At first glance, there was an odd aspect to the Reserve Bank's decision to cut the official cash rate to 3.25 per cent. Would this not simply give more impetus to rapidly rising house prices in Auckland?
Only last month, the central bank's governor, Graeme Wheeler, said this market - the result of cheap money, high immigration and a shortfall in supply - was the biggest risk to the financial system. And yesterday, within minutes of his announcement, the main banks were seeking to entice customers with even cheaper mortgage rates.

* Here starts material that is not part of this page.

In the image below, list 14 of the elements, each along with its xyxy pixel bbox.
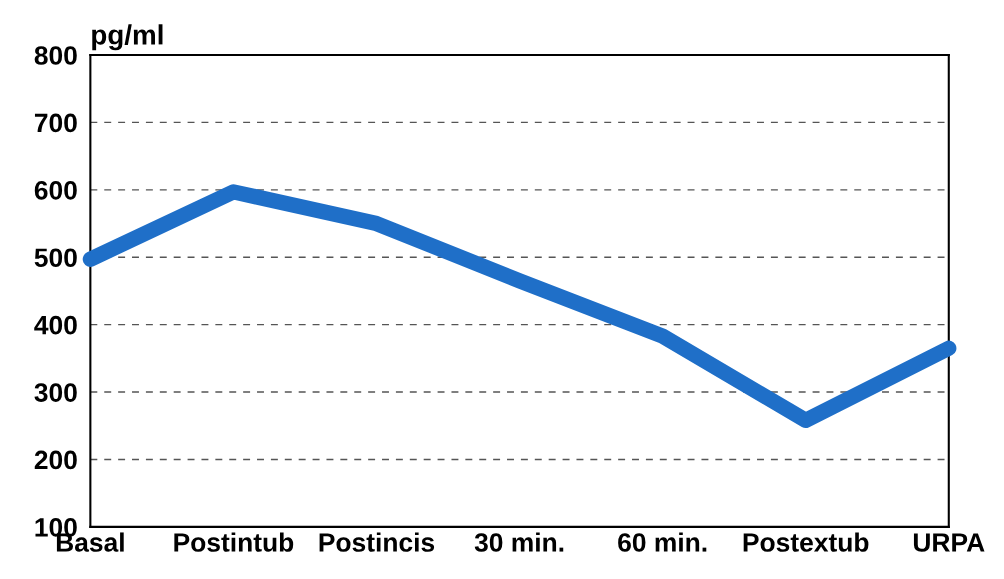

That outcome had meant the country's economists were divided before yesterday's move. Some thought the Reserve Bank would act, others believed it would wait until it had seen the effect of measures designed to cool the housing market. These include its own step to make it harder for investors in Auckland to obtain credit, and the Government's tax move targeting speculators.

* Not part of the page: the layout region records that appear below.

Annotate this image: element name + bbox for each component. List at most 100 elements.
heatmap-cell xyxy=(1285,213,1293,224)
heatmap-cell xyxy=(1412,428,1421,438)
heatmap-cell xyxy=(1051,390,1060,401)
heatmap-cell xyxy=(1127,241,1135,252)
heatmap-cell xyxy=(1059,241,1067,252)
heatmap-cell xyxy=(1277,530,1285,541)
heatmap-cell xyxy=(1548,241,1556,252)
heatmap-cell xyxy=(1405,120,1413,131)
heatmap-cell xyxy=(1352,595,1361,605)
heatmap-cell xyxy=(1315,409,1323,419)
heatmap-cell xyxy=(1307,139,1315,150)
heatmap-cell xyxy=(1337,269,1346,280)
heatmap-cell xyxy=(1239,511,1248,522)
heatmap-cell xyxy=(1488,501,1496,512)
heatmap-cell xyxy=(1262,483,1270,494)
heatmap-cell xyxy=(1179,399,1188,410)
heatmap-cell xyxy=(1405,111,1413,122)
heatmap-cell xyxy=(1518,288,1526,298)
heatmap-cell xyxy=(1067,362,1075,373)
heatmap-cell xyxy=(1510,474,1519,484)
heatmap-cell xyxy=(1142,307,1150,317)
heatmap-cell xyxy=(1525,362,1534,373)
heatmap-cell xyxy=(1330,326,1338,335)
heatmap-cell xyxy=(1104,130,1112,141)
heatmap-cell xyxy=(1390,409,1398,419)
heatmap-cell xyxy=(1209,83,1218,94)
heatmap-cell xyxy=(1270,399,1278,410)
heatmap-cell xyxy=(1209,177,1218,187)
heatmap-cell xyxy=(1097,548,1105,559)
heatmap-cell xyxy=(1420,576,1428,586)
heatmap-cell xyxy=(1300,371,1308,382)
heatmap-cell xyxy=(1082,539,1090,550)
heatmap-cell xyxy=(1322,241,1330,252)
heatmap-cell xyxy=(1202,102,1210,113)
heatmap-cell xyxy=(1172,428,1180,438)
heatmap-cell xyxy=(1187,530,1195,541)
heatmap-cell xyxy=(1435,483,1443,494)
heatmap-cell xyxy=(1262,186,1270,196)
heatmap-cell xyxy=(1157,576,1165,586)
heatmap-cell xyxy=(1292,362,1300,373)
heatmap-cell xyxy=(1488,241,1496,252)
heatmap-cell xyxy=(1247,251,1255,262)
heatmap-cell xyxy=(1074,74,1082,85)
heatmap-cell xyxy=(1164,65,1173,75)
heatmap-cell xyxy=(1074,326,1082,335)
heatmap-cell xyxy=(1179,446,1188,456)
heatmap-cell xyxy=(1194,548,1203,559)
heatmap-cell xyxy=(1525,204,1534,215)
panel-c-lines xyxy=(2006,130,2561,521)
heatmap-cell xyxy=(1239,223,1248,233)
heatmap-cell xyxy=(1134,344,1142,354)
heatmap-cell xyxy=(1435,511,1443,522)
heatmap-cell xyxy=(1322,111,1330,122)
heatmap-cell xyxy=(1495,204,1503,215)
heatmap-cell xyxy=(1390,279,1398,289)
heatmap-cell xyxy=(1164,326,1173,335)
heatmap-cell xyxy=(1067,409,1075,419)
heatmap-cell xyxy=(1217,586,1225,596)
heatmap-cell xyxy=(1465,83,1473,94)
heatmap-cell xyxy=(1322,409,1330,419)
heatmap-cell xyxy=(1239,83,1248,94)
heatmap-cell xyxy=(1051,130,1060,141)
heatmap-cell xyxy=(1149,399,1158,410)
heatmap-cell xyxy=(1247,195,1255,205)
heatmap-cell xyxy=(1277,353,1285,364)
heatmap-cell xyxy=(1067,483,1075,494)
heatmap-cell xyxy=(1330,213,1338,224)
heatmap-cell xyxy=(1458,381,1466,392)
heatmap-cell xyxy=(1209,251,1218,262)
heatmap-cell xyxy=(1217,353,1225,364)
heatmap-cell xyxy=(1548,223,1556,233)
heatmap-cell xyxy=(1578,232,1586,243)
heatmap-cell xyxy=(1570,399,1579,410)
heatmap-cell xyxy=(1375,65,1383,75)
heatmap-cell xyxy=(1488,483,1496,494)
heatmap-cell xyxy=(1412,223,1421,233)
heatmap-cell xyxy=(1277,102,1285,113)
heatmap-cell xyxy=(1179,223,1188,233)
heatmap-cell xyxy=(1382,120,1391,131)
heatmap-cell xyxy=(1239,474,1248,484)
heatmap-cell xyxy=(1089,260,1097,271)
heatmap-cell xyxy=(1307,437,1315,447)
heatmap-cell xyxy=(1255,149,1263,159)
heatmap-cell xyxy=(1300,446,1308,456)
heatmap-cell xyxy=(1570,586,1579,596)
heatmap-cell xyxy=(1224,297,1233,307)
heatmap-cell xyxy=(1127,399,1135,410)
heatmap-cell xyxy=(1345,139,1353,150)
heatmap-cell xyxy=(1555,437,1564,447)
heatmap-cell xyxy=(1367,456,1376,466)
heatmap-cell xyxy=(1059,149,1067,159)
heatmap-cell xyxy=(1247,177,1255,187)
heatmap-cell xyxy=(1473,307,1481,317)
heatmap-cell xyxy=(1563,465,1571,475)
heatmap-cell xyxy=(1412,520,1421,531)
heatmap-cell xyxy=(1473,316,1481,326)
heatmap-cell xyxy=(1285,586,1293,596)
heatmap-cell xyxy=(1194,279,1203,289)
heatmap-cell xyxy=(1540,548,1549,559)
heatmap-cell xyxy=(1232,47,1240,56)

Mr Wheeler has decided there is no reason to delay. He expects the looming measures to take investors out of the market, and for house-price inflation to be slowed by the building of more new homes and the fading of the immigration boom. More immediately, the Reserve Bank would have derived comfort from the fact that almost 80 per cent of loans are on fixed rates.

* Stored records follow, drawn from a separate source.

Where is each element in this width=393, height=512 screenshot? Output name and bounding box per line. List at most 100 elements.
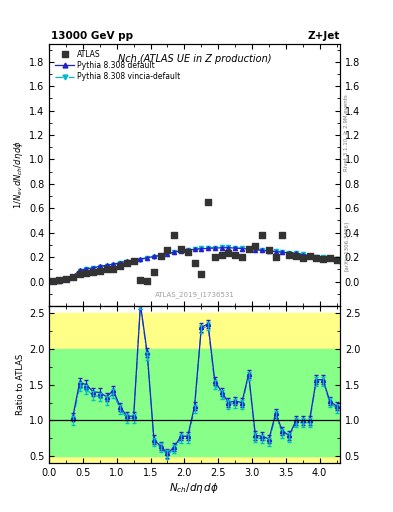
Pythia 8.308 default xyxy=(239,245,244,251)
Pythia 8.308 default xyxy=(314,254,319,260)
ATLAS xyxy=(144,277,151,285)
Pythia 8.308 vincia-default xyxy=(199,245,204,251)
Pythia 8.308 default xyxy=(64,276,68,283)
Pythia 8.308 default xyxy=(125,258,129,264)
Line: Pythia 8.308 vincia-default: Pythia 8.308 vincia-default xyxy=(50,245,339,283)
ATLAS xyxy=(83,269,90,277)
Pythia 8.308 vincia-default xyxy=(226,244,231,250)
Pythia 8.308 default xyxy=(97,263,102,269)
ATLAS xyxy=(293,252,299,260)
Pythia 8.308 vincia-default xyxy=(233,245,237,251)
Pythia 8.308 vincia-default xyxy=(192,246,197,252)
ATLAS xyxy=(313,254,320,263)
ATLAS xyxy=(151,268,157,276)
Pythia 8.308 default xyxy=(172,249,176,255)
Pythia 8.308 default xyxy=(104,262,109,268)
Pythia 8.308 default xyxy=(192,246,197,252)
ATLAS xyxy=(110,265,116,273)
Pythia 8.308 default xyxy=(260,247,264,253)
Pythia 8.308 default xyxy=(185,247,190,253)
Pythia 8.308 default xyxy=(91,265,95,271)
Pythia 8.308 vincia-default xyxy=(246,246,251,252)
Pythia 8.308 vincia-default xyxy=(64,276,68,283)
Pythia 8.308 vincia-default xyxy=(152,254,156,260)
Pythia 8.308 default xyxy=(111,261,116,267)
Pythia 8.308 vincia-default xyxy=(314,253,319,260)
ATLAS xyxy=(171,231,177,239)
Text: 13000 GeV pp: 13000 GeV pp xyxy=(51,31,133,41)
Pythia 8.308 vincia-default xyxy=(327,255,332,261)
Pythia 8.308 default xyxy=(118,260,123,266)
Pythia 8.308 default xyxy=(179,248,184,254)
ATLAS xyxy=(137,276,143,284)
Pythia 8.308 default xyxy=(57,278,62,284)
ATLAS xyxy=(205,198,211,206)
ATLAS xyxy=(97,266,103,274)
Pythia 8.308 default xyxy=(233,245,237,251)
Pythia 8.308 vincia-default xyxy=(57,278,62,284)
Pythia 8.308 vincia-default xyxy=(219,244,224,250)
Pythia 8.308 default xyxy=(213,245,217,251)
Pythia 8.308 default xyxy=(274,249,278,255)
Pythia 8.308 vincia-default xyxy=(172,249,176,255)
ATLAS xyxy=(103,265,110,273)
ATLAS xyxy=(124,259,130,267)
Line: Pythia 8.308 default: Pythia 8.308 default xyxy=(50,246,339,283)
ATLAS xyxy=(158,252,164,260)
ATLAS xyxy=(320,255,326,263)
Pythia 8.308 default xyxy=(138,256,143,262)
Pythia 8.308 vincia-default xyxy=(104,263,109,269)
Text: Z+Jet: Z+Jet xyxy=(308,31,340,41)
ATLAS xyxy=(273,253,279,261)
Pythia 8.308 vincia-default xyxy=(274,248,278,254)
Pythia 8.308 default xyxy=(50,278,55,284)
Text: Nch (ATLAS UE in Z production): Nch (ATLAS UE in Z production) xyxy=(118,54,271,64)
Pythia 8.308 default xyxy=(206,245,210,251)
Pythia 8.308 vincia-default xyxy=(165,251,170,257)
Pythia 8.308 default xyxy=(84,266,89,272)
Pythia 8.308 vincia-default xyxy=(206,245,210,251)
ATLAS xyxy=(239,253,245,261)
Pythia 8.308 vincia-default xyxy=(145,255,150,262)
Pythia 8.308 vincia-default xyxy=(179,248,184,254)
ATLAS xyxy=(225,249,231,258)
Pythia 8.308 default xyxy=(253,247,258,253)
Y-axis label: $1/N_{ev}\,dN_{ch}/d\eta\,d\phi$: $1/N_{ev}\,dN_{ch}/d\eta\,d\phi$ xyxy=(12,140,25,209)
Pythia 8.308 vincia-default xyxy=(300,251,305,258)
ATLAS xyxy=(63,275,69,283)
Pythia 8.308 default xyxy=(199,246,204,252)
ATLAS xyxy=(232,250,238,259)
ATLAS xyxy=(219,250,225,259)
Pythia 8.308 vincia-default xyxy=(294,250,298,257)
ATLAS xyxy=(259,231,265,239)
Pythia 8.308 default xyxy=(287,250,292,256)
Pythia 8.308 vincia-default xyxy=(266,248,271,254)
Pythia 8.308 default xyxy=(327,255,332,262)
ATLAS xyxy=(90,268,96,276)
Text: Rivet 3.1.10, ≥ 2.9M events: Rivet 3.1.10, ≥ 2.9M events xyxy=(344,95,349,172)
Pythia 8.308 default xyxy=(307,252,312,259)
Pythia 8.308 default xyxy=(226,245,231,251)
Pythia 8.308 default xyxy=(131,257,136,263)
Pythia 8.308 vincia-default xyxy=(260,247,264,253)
Pythia 8.308 default xyxy=(321,254,325,261)
ATLAS xyxy=(198,269,204,278)
Pythia 8.308 vincia-default xyxy=(77,268,82,274)
Pythia 8.308 vincia-default xyxy=(50,278,55,284)
Pythia 8.308 vincia-default xyxy=(280,249,285,255)
Pythia 8.308 vincia-default xyxy=(118,260,123,266)
Pythia 8.308 default xyxy=(152,253,156,260)
Pythia 8.308 vincia-default xyxy=(125,259,129,265)
ATLAS xyxy=(117,262,123,270)
Pythia 8.308 default xyxy=(158,252,163,259)
Pythia 8.308 vincia-default xyxy=(131,258,136,264)
Pythia 8.308 vincia-default xyxy=(84,266,89,272)
Text: [arXiv:1306.3436]: [arXiv:1306.3436] xyxy=(344,221,349,271)
ATLAS xyxy=(299,254,306,263)
Pythia 8.308 vincia-default xyxy=(307,252,312,259)
ATLAS xyxy=(70,272,76,281)
ATLAS xyxy=(212,253,218,261)
Pythia 8.308 vincia-default xyxy=(111,262,116,268)
Pythia 8.308 vincia-default xyxy=(91,265,95,271)
ATLAS xyxy=(327,254,333,263)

House prices were, however, far from the only thing in Mr Wheeler's sights. His primary focus is not the state of the housing market or the rate of economic growth, but consumer price inflation. The cut in the official cash rate was, he said, "appropriate" because of low inflation and an expected weaker demand in the economy.
It is designed to nudge inflation from the current 0.1 per cent to the 2 per cent midway point of the bank's target range by the second half of next year. Without the cut, the weaker prospect for dairy prices and recent rises in petrol prices would slow growth and the return of inflation to its target point.
Central to all this is the Reserve Bank's surprise at the ongoing slump in prices for the country's dairy products. This is more pronounced than expected. The decline in those prices started in February last year, and hopes of a cyclical upswing have been persistently dashed. The resulting spending pinch was felt first in provincial areas and service industries. But the longer dairying's struggle continues, and petrol prices continue to rise, the more it will undermine consumer demand throughout the country.
There are obvious risks to the Reserve Bank's decision. It has limited its scope to reduce rates in response to any international setbacks, including, perhaps most damagingly, a severe slump in the Chinese economy. Its housing prognosis could also come back to bite it, although even in the normal course of events a cooling is surely due.
But Mr Wheeler deserves some credit for seeking to get ahead of the curve. A failure to act would probably have prompted a spike in the already over-valued dollar. And a slight touch on the accelerator now makes more sense than a headlong rush somewhere down the road.